The groups are asking the European Parliament Environment Committee (ENVI Committee), responsible for overseeing the Life Programme, to halt the project and carry out an inquiry into the matter. Not only the scientific and economic basis for carrying out the eradication are lacking, but the eradication of the mouflon risks extinguishing a rare genetic and phenotypic pool which would impoverish biodiversity, rather than preserve it – the mouflon was introduced on the island in 1957 as part of a major conservation project, which the project’s beneficiaries are ignoring and omitted in their funding application to the EU. The park's president himself, Giampiero Sammuri, told the press that he has never carried out a study into the impact of mouflon on Giglio. The president of the order of biologists is now asking Giampiero Sammuri to step down.

Similar errors have been made by the same partners in at least two previous Life projects carried out on the islands of Pianosa (Resto con Life) and Montecristo (Life Montecristo), also part of the Tuscan archipelago and Italy’s largest national park. On Pianosa, the project erroneously begun killing the last remnants of a rare species of European hare, which is now thought to be extinct on the continent. On Montecristo, one of the most pristine and uninhabited islands in the Mediterranean, the project involved the dispersal of 14 tons of poisoned pellets from a helicopter in violation of national and EU regulation, which resulted in the beneficiaries facing public prosecution.

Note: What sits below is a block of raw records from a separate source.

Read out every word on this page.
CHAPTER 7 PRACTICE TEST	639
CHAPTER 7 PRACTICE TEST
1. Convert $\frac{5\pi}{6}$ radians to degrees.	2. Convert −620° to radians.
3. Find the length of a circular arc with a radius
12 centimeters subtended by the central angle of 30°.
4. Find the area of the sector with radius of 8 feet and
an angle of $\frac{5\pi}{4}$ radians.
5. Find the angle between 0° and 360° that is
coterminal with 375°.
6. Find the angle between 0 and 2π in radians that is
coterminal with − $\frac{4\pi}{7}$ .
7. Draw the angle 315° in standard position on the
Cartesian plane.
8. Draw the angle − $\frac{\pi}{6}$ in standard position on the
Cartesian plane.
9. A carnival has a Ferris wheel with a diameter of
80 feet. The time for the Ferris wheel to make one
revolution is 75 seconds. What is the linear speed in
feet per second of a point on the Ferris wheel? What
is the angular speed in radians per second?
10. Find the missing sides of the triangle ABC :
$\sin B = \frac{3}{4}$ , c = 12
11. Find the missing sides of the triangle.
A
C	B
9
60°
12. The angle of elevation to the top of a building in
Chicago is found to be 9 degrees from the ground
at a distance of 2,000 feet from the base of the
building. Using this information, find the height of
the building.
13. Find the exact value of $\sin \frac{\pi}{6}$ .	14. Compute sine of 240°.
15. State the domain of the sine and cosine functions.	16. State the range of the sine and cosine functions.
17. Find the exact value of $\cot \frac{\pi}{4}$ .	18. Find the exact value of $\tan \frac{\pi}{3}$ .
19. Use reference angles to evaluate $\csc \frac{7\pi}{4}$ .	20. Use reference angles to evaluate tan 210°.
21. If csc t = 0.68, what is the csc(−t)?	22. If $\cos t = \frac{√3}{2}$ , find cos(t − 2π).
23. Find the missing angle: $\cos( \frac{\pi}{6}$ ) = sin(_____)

It is unacceptable that, at such a fragile time for the environment, EU funds aimed at safeguarding nature are being misused to destroy it.

We call for an urgent intervention of the Minister for Ecological Transition, Roberto Cingolani, to suspend the killing of the mouflon until the appropriate studies can be performed and scientifically evaluated. It is not acceptable that dozens of animals are slaughtered, and with the money of the citizens!